Finally fixed #dmenu to launch scripts from my `~/bin` correctly.

The issue is that my home directory is an import from my previous Pop!OS install, but currently running on CachyOS, and there's some differences of implicit assumptions between the two. The short version is that I was missing a `~/.xsession` file containing:

```
#!/bin/sh
. ~/.profile
```

I already had a `~/.profile` that worked correctly, but it wasn't being executed during X11 login, so I had the system default `$PATH` but nothing user-specific. I also needed to delete my `~/.cache/dmenu_run` so it would recompute my path-available executables. Now I can properly launch Zen browser, and a wrapped version of Signal that actually uses the correct credential wallet, when using #i3.

I'll probably have to figure out similar fuckery again if I ever get #sway to work on my graphics card.

@MaddieM4 More of a "did you know?" than a suggestion. As I've mentioned, I've been exploring sway and am rather enjoying rofi. Right now I'm using it for launching things and am going to look into how it handles window switching as well. The docs say it has dmenu compatibility, too. I haven't looked into that, but maybe something to explore? I may be replacing wmenu with it as well so I have one interface for all those things.
GitHub - davatorium/rofi: Rofi: A window switcher, application launcher and dmenu replacement

Rofi: A window switcher, application launcher and dmenu replacement - davatorium/rofi

GitHub

@loon Ooh, I looked into that a little before, but tunnel-visioned on solving a different very specific problem, so I didn't give it the attention it deserved, and I should revisit it. At the time, it struck me as right on the border between really useful and over-featured for my use case, so a proper investigation would really be needed to settle the question one way or another.

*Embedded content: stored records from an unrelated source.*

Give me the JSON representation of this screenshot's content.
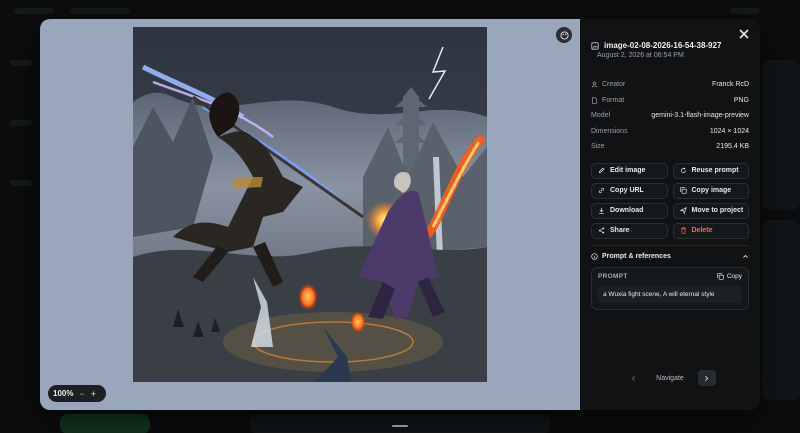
{
  "file": {
    "name": "image-02-08-2026-16-54-38-927",
    "date": "August 2, 2026 at 06:54 PM"
  },
  "meta": [
    {
      "key": "Creator",
      "value": "Franck RcD",
      "icon": "user-icon"
    },
    {
      "key": "Format",
      "value": "PNG",
      "icon": "file-icon"
    },
    {
      "key": "Model",
      "value": "gemini-3.1-flash-image-preview",
      "icon": ""
    },
    {
      "key": "Dimensions",
      "value": "1024 × 1024",
      "icon": ""
    },
    {
      "key": "Size",
      "value": "2195.4 KB",
      "icon": ""
    }
  ],
  "actions": {
    "edit": "Edit image",
    "reuse": "Reuse prompt",
    "copy_url": "Copy URL",
    "copy_image": "Copy image",
    "download": "Download",
    "move": "Move to project",
    "share": "Share",
    "delete": "Delete"
  },
  "prompt": {
    "section_title": "Prompt & references",
    "label": "PROMPT",
    "copy_label": "Copy",
    "text": "a Wuxia fight scene, A will eternal style"
  },
  "zoom": {
    "value": "100%",
    "minus": "−",
    "plus": "+"
  },
  "nav": {
    "label": "Navigate"
  },
  "colors": {
    "viewer_bg": "#9aa6bc",
    "panel_bg": "#101214",
    "danger": "#f06a5a"
  }
}
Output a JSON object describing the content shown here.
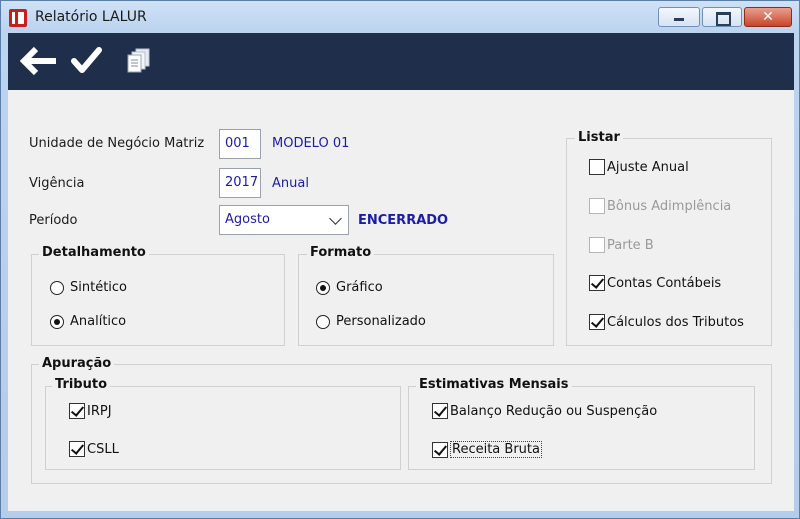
{
  "window": {
    "title": "Relatório LALUR",
    "close_glyph": "✕"
  },
  "toolbar": {
    "items": [
      {
        "icon": "back-arrow-icon"
      },
      {
        "icon": "checkmark-icon"
      },
      {
        "icon": "documents-icon"
      }
    ]
  },
  "form": {
    "unit_label": "Unidade de Negócio Matriz",
    "unit_code": "001",
    "unit_name": "MODELO 01",
    "vigencia_label": "Vigência",
    "vigencia_year": "2017",
    "vigencia_type": "Anual",
    "period_label": "Período",
    "period_value": "Agosto",
    "period_status": "ENCERRADO"
  },
  "detalhamento": {
    "title": "Detalhamento",
    "options": [
      {
        "label": "Sintético",
        "selected": false
      },
      {
        "label": "Analítico",
        "selected": true
      }
    ]
  },
  "formato": {
    "title": "Formato",
    "options": [
      {
        "label": "Gráfico",
        "selected": true
      },
      {
        "label": "Personalizado",
        "selected": false
      }
    ]
  },
  "listar": {
    "title": "Listar",
    "items": [
      {
        "label": "Ajuste Anual",
        "checked": false,
        "enabled": true
      },
      {
        "label": "Bônus Adimplência",
        "checked": false,
        "enabled": false
      },
      {
        "label": "Parte B",
        "checked": false,
        "enabled": false
      },
      {
        "label": "Contas Contábeis",
        "checked": true,
        "enabled": true
      },
      {
        "label": "Cálculos dos Tributos",
        "checked": true,
        "enabled": true
      }
    ]
  },
  "apuracao": {
    "title": "Apuração",
    "tributo": {
      "title": "Tributo",
      "items": [
        {
          "label": "IRPJ",
          "checked": true
        },
        {
          "label": "CSLL",
          "checked": true
        }
      ]
    },
    "estimativas": {
      "title": "Estimativas Mensais",
      "items": [
        {
          "label": "Balanço Redução ou Suspenção",
          "checked": true
        },
        {
          "label": "Receita Bruta",
          "checked": true,
          "focused": true
        }
      ]
    }
  },
  "colors": {
    "toolbar_bg": "#1f2e4b",
    "value_text": "#1c1ca8",
    "panel_bg": "#f0f0f0"
  }
}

Wifey was interested in i3 but wanted to have a familiar, nested-category "start menu" type experience for program launching. So I looked at a shit ton of launchers, but all through the narrow lens of whether they could be configured to do what she was looking for. Never found a good solution, unfortunately. Maybe I'll make one someday.

In the meantime, I might as well install rofi and temporarily configure my Meta-D to run that instead of dmenu, and see how I feel after a week of daily driving it.

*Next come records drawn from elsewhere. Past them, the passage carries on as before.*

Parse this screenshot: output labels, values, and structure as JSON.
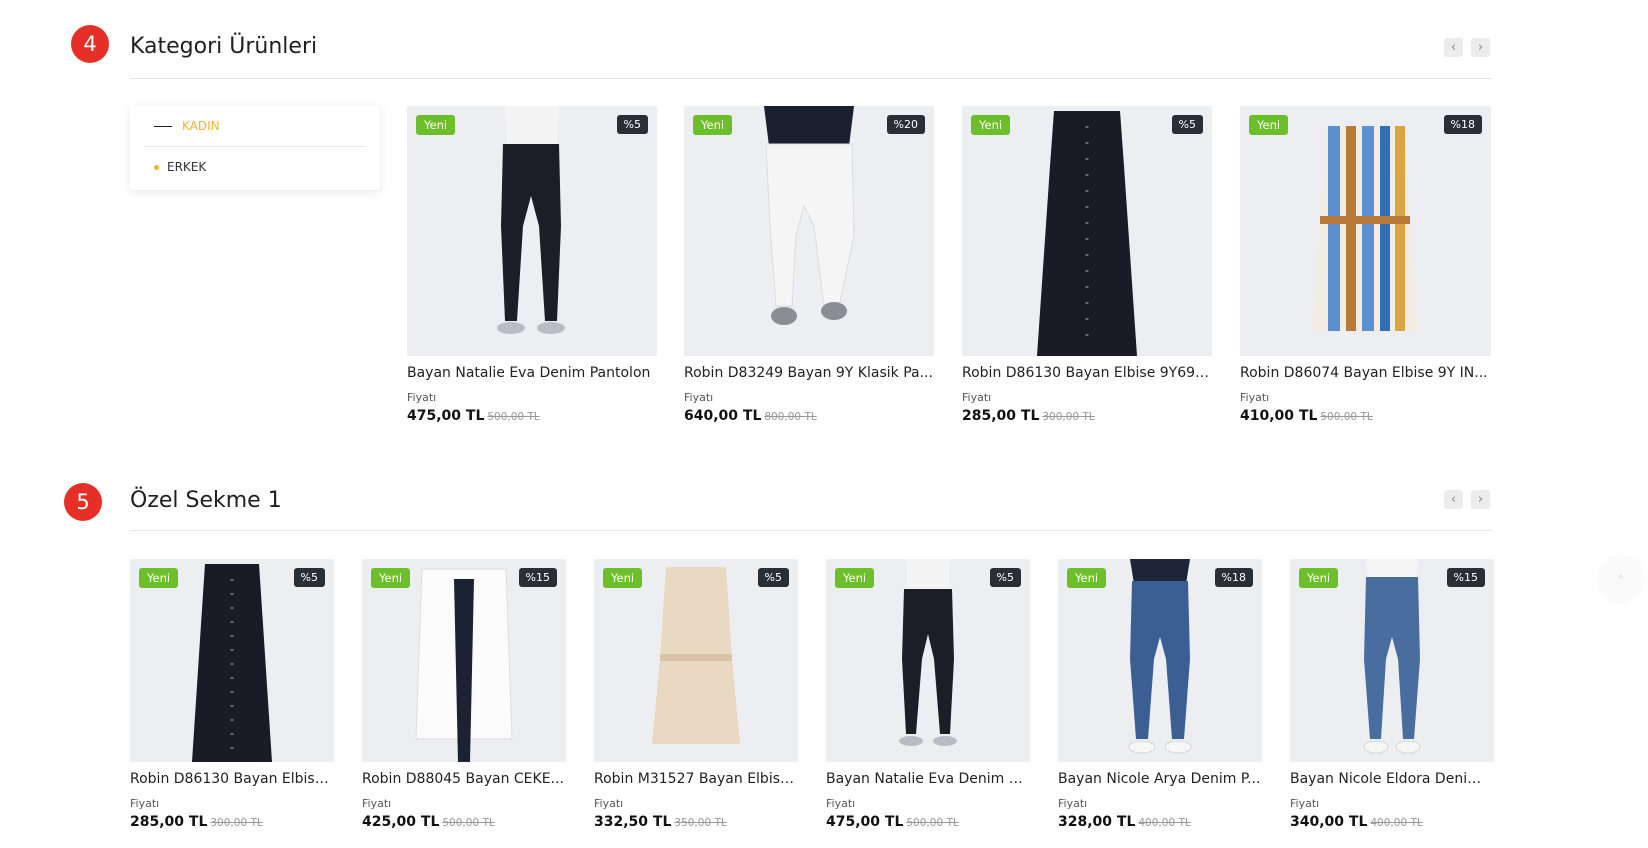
{
  "section1": {
    "number": "4",
    "title": "Kategori Ürünleri",
    "prev_icon": "‹",
    "next_icon": "›",
    "categories": [
      {
        "label": "KADIN",
        "active": true
      },
      {
        "label": "ERKEK",
        "active": false
      }
    ],
    "products": [
      {
        "name": "Bayan Natalie Eva Denim Pantolon",
        "badge_new": "Yeni",
        "discount": "%5",
        "price_label": "Fiyatı",
        "price": "475,00 TL",
        "old_price": "500,00 TL"
      },
      {
        "name": "Robin D83249 Bayan 9Y Klasik Pa...",
        "badge_new": "Yeni",
        "discount": "%20",
        "price_label": "Fiyatı",
        "price": "640,00 TL",
        "old_price": "800,00 TL"
      },
      {
        "name": "Robin D86130 Bayan Elbise 9Y69 ...",
        "badge_new": "Yeni",
        "discount": "%5",
        "price_label": "Fiyatı",
        "price": "285,00 TL",
        "old_price": "300,00 TL"
      },
      {
        "name": "Robin D86074 Bayan Elbise 9Y IN...",
        "badge_new": "Yeni",
        "discount": "%18",
        "price_label": "Fiyatı",
        "price": "410,00 TL",
        "old_price": "500,00 TL"
      }
    ]
  },
  "section2": {
    "number": "5",
    "title": "Özel Sekme 1",
    "prev_icon": "‹",
    "next_icon": "›",
    "products": [
      {
        "name": "Robin D86130 Bayan Elbise ...",
        "badge_new": "Yeni",
        "discount": "%5",
        "price_label": "Fiyatı",
        "price": "285,00 TL",
        "old_price": "300,00 TL"
      },
      {
        "name": "Robin D88045 Bayan CEKE...",
        "badge_new": "Yeni",
        "discount": "%15",
        "price_label": "Fiyatı",
        "price": "425,00 TL",
        "old_price": "500,00 TL"
      },
      {
        "name": "Robin M31527 Bayan Elbise ...",
        "badge_new": "Yeni",
        "discount": "%5",
        "price_label": "Fiyatı",
        "price": "332,50 TL",
        "old_price": "350,00 TL"
      },
      {
        "name": "Bayan Natalie Eva Denim Pa...",
        "badge_new": "Yeni",
        "discount": "%5",
        "price_label": "Fiyatı",
        "price": "475,00 TL",
        "old_price": "500,00 TL"
      },
      {
        "name": "Bayan Nicole Arya Denim P...",
        "badge_new": "Yeni",
        "discount": "%18",
        "price_label": "Fiyatı",
        "price": "328,00 TL",
        "old_price": "400,00 TL"
      },
      {
        "name": "Bayan Nicole Eldora Denim ...",
        "badge_new": "Yeni",
        "discount": "%15",
        "price_label": "Fiyatı",
        "price": "340,00 TL",
        "old_price": "400,00 TL"
      }
    ]
  },
  "scroll_top_icon": "^",
  "colors": {
    "accent": "#f3b52b",
    "badge_new": "#6cbf2a",
    "badge_discount": "#2a2f36",
    "section_number": "#e63027"
  }
}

@loon Following up on this, I'm now remembering how annoying I find the "modes" model of rofi, really from the first time you run it without args.

One of the architectural decisions I love about #dmenu (and where my preferences overlap with Suckless in general) is that dmenu itself doesn't care what you're picking between or what you do with it, kinda same model as #fzf. This means that dmenu_run can be a pretty trivial wrapper script that, if pressed, you could probably faithfully rewrite in 20 minutes, give or take the caching feature.

Rofi, on the other hand, incorporates that complexity into a single do-everything program that becomes immediately byzantine to understand or navigate. I bet you could achieve 90% of the same functionality by having an input standard (even something like JSON) that's more advanced than mere lines, allowing for icons and such, while outsourcing the mode-specific complexity.

The one thing I do like, though, is that you can search by program description, like "term".

@MaddieM4 That's entirely fair! Part of what I like about rofi, and this is not at all relevant to you of course, is that it makes it easy to launch flatpak apps. I think I may end up just using wmenu when I have some time to configure everything. Trying to embrace the minimalism philosophy but I still like fancy features ​
@loon yup! For me, my workaround for flatpaks (and snaps) is traditionally small wrapper scripts in `~/bin`, which is why it was so important for dmenu to pick those up via user specific PATH, and also a tiny little example of flatpak/snap style approaches feeling hostile to people who actually like the UNIX style of OS. Not the worst example, but like... a microaggression.